Dans le salon du lieu d'accueil et d'orientation de l'association SOS Femmes, une jeune femme raconte. Elle parle des coups, des bleus, des insultes, du dénigrement permanent. Comme si les mots ne pouvaient s'arrêter de couler, elle dit ce que son mari, trois ans durant, lui a fait endurer : comment il lui coinçait les doigts dans la porte, la forçait à dormir par terre, niait les faits devant sa famille. Ce long monologue est interrompu par les larmes, un fou rire parfois. Et, quelquefois, par l'autre jeune femme installée en face d'elle, au salon, qui l'écoute avec une attention extrême dire son dégoût et ses interrogations. En racontant ce qu'elle a vécu, elle l'aide à décrypter sa propre attitude face à l'emprise de la violence. Régulièrement, l'une des trois travailleuses sociales (1) de l'association et l'accueillante du lieu interviennent également. Pour apaiser, pour rappeler quels sont les types de violences, énoncer un droit fondamental ou suggérer un entretien avec un psychologue. « C'est notre fonctionnement : le premier contact doit passer par le collectif. Une rencontre avec d'autres femmes économise peut-être dix entretiens individuels, parce qu'elles se disent des choses qu'elles ne s'autoriseraient pas à nous dire en entretien », explique Cécile Faucher, responsable de ce lieu d'accueil et d'orientation  (voir encadré).

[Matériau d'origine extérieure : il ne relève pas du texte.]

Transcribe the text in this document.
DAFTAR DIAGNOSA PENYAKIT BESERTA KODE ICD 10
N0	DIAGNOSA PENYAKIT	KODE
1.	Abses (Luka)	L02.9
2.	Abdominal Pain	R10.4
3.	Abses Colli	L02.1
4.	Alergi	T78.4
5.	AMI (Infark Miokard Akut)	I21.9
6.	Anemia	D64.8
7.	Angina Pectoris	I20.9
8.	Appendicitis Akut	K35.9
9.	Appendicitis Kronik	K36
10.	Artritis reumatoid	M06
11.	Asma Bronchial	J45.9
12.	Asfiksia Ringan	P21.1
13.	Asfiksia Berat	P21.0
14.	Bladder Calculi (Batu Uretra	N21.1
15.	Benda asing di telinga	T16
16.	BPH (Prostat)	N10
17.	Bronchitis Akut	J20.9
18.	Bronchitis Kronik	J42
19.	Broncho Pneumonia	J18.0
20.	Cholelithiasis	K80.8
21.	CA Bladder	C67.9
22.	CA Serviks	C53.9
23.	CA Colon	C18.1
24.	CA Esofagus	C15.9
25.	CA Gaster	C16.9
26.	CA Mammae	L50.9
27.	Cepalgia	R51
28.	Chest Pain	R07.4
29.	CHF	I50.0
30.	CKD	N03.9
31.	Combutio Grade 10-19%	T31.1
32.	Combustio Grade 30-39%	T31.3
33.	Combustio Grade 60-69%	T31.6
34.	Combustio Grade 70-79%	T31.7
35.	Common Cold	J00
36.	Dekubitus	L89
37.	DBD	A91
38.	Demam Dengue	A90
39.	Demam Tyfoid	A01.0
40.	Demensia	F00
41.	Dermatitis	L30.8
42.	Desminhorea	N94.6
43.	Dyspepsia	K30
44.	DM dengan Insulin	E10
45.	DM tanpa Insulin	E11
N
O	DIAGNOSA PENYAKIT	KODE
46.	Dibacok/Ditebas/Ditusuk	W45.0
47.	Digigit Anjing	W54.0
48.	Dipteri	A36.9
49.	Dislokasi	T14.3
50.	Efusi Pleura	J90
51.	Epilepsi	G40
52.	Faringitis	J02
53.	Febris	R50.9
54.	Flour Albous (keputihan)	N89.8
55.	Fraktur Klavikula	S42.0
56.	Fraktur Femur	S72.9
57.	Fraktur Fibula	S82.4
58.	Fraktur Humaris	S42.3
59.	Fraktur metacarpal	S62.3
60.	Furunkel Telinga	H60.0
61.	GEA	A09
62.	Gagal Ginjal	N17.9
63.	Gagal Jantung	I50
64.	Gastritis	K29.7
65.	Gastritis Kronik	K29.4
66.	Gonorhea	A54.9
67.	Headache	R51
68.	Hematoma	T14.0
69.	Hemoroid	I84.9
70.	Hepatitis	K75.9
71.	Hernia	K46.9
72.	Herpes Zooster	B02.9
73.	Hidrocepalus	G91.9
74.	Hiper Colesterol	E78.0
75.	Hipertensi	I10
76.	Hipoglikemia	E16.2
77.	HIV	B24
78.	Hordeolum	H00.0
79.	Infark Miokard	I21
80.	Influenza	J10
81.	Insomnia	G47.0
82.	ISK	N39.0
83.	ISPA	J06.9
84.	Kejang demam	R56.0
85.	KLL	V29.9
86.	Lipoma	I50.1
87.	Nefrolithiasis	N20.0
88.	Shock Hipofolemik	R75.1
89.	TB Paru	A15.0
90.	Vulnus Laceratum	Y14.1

Cette action, lancée il y a dix ans par SOS femmes (2), à l'initiative d'un groupe de militantes et de travailleuses sociales, est loin d'être la seule menée dans le département. En matière de lutte contre les violences conjugales, le terreau est même ici particulièrement riche. La délégation départementale aux droits des femmes a construit depuis une décennie un travail de réflexion et de sensibilisation reconnu par tous. De leur côté, SOS Femmes, le centre d'information sur les droits des femmes et des familles et le Mouvement français pour le planning familial se sont associés pour organiser des actions. En 2002, des sessions de formation à la prévention des comportements sexistes ont été proposées à des professionnels en relation avec les jeunes, et des réunions de sensibilisation à cette problématique des violences envers les femmes ont eu lieu pour des travailleurs sociaux. Les associations qui accueillent des femmes victimes de violences ont donc une volonté et une habitude de travailler ensemble. C'est ce travail en complémentarité, face à des situations qui se complexifient, que veut favoriser davantage encore l'Observatoire départemental sur les violences à l'encontre des femmes (3).

Lancé officiellement par le conseil général le 4 mars 2003, cette structure - la première en France de ce type, selon le département -représente une continuité de cet engagement. Elle se veut un espace d'échange d'expériences et de bonnes pratiques, de recensement, de réflexion et d'action. L'observatoire a pour objectif de mutualiser les moyens pour « changer réellement la donne ». « Il peut développer les actions communes, ou relier d'autres gens, par exemple les assistantes sociales de tous les services, estime Cécile Faucher. En outre, il est vraiment nécessaire qu'on puisse chiffrer les choses, mesurer l'impact des violences. Nous devons à ces femmes de faire remonter le plus haut possible ce qu'elles nous disent et ce que nous constatons. »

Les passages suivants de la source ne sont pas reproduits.